Music: Vincenzo Bellini
Director: Christopher Alden
Conductor: Oliver von Dohnanyi
Reviewer: Hannah Hiett
The Public Reviews Rating:
Opera North’s production of Norma is an astonishing new take on Puccini’s 1839 classically inspired tragedy. Charles Edward’s set was a minimalist stroke of genius, off-set by striking lighting designed by Adam Silverman. The aesthetic of the production cast the druidic Gauls as 19th century peasant farmers in revolt against the oppression of the occupying Romans, who were presented as bureaucratic gentleman landowners. This choice of setting gave the story a distinctly Marxist slant and brought the anger of an oppressed people into much closer proximity with the present day.

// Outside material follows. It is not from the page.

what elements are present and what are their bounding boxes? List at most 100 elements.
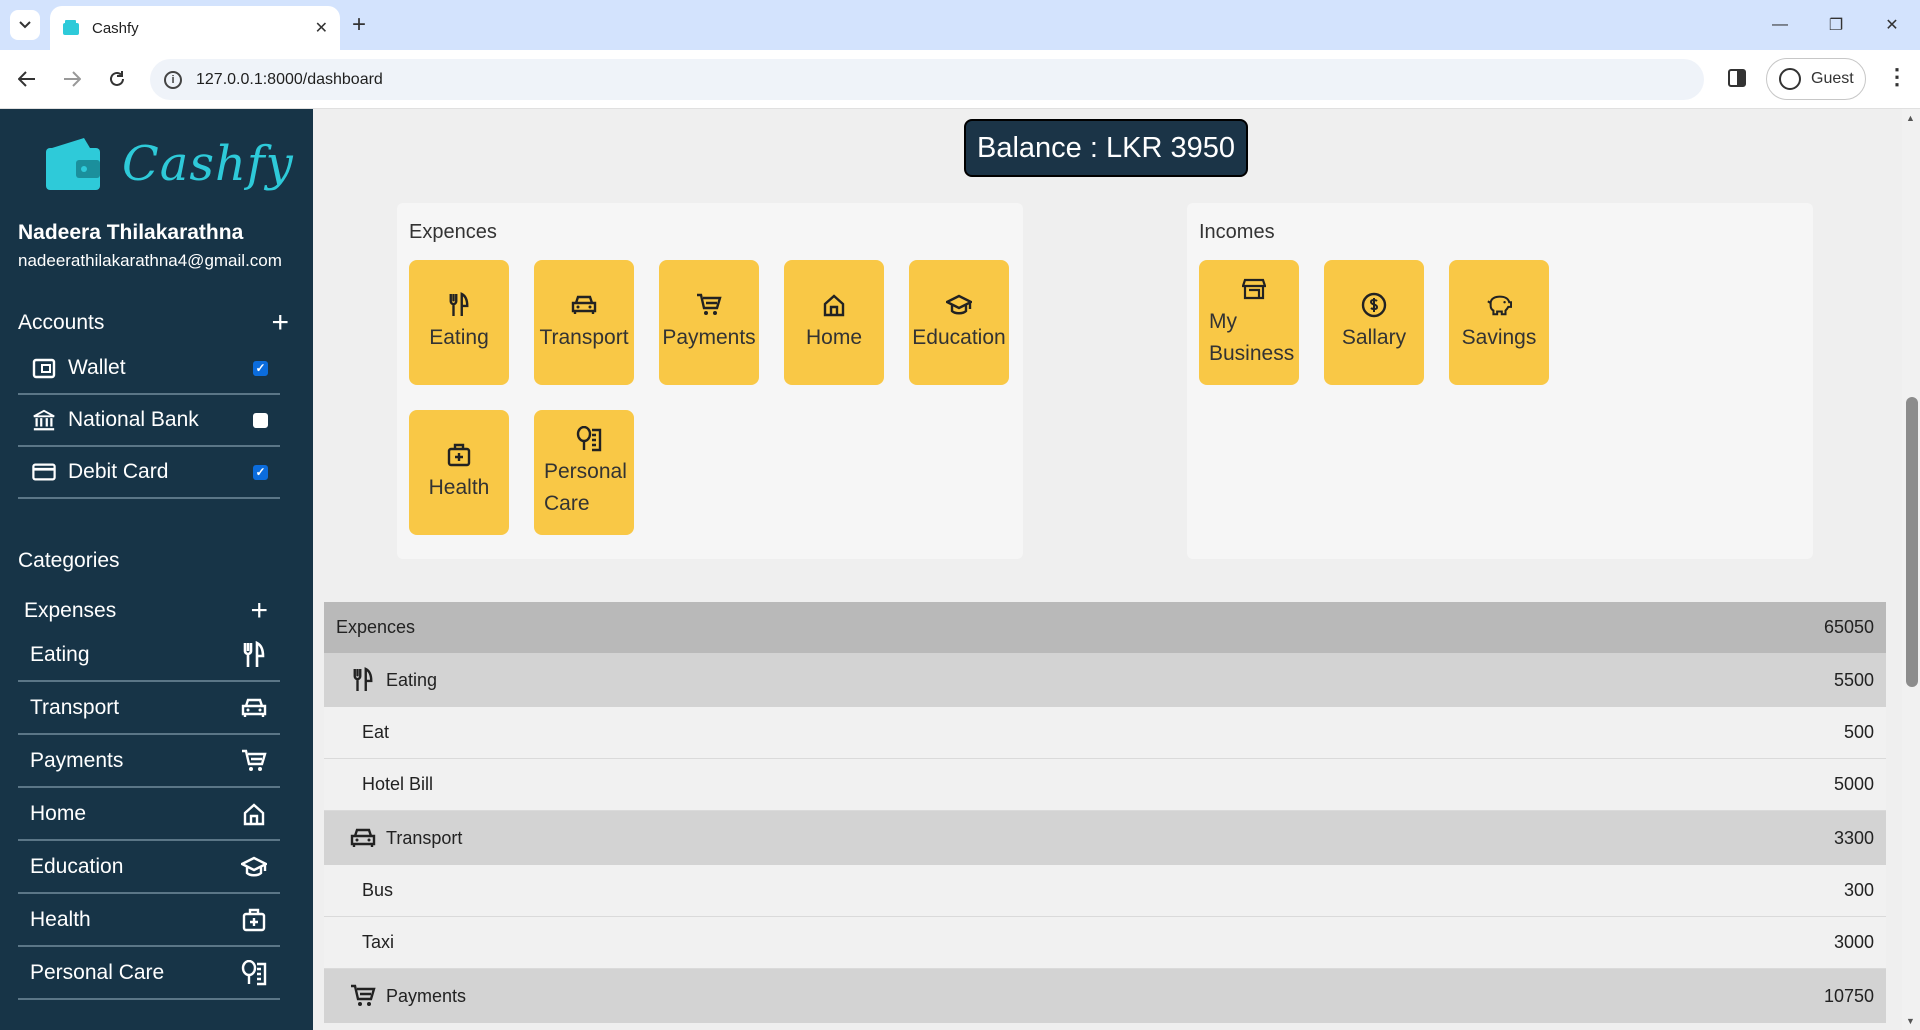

The stage was walled high with greying wooden planks, creating an intensely claustrophobic space with the sense of a nineteenth century rural dwelling. A forty foot log was suspended over the stage from thick ropes and branded with mystic runes – the ever present earthly representation of the druid god Irminsul, acting as a focal point for the characters expressions of romantic anguish.
The opening music of the first act served as a taste of the passion and drama to come in the next two and a half hours, inviting the audience to settle into the world of the story. Bellini’s tragic Norma is the tale of a druid priestess (Annemarie Kremer) who betrays her people by falling in love with a Roman proconsul, Pollione (Luis Chapa). The pair have two children together and, when the narrative begins with Pollione declaring his love for a new woman, shades of Sophocles’ Medea are cast over their future.
However, Bellini’s take on the classic theme of the forsaken lover is heroic, rather than vengeful and Norma decides to sacrifice herself rather than punish her innocent children and the blameless Adalgisa (Keri Alkema). The highlight of the first act is Adalgisa’s confession to Numa that she has broken her vow of chastity and fallen in love. Unaware that Adalgisa’s lover is her own Pollione, Numa empathises and releases Adalgisa from her vows. The scene is filled with pathetic irony and the sensuality and emotional intensity between the performers parallel expression of love is breath-taking.
The second act was similarly fraught with passion which overwhelmed the melodramatic nature of the operatic form. Norma’s sacrifice and her plea for the protection of her children spoke with a universal love that transcended the barriers to genuine emotion presented by the highly stylised gesture and movement traditional to opera. The supporting cast were excellent too and their massed anger against their Roman oppressors was expressed with a quiet menace that transformed strikingly into despair and anger at Numa’s selfless confession of sacrelidge when she offers herself as a human sacrifice.
There were moments throughout the performance when the choice of musical composition was troubling. Anguished scenes were frequently accompanied by music that seemed better suited to a moment of triumph or gaiety and detracted from the emotional weight of the moment. However, there were highlights in which the music and the story harmonised perfectly, in particular Numa’s famous aria, Casta Diva, in which she prays to the moon goddess for peace between the Gauls and the Romans.
Overall, if there were weaknesses in Opera North’s production of Norma they were well disguised by the power of the story and the powerful vocal expression of the cast. An excellent, beautifully staged and moving production – well worth a visit.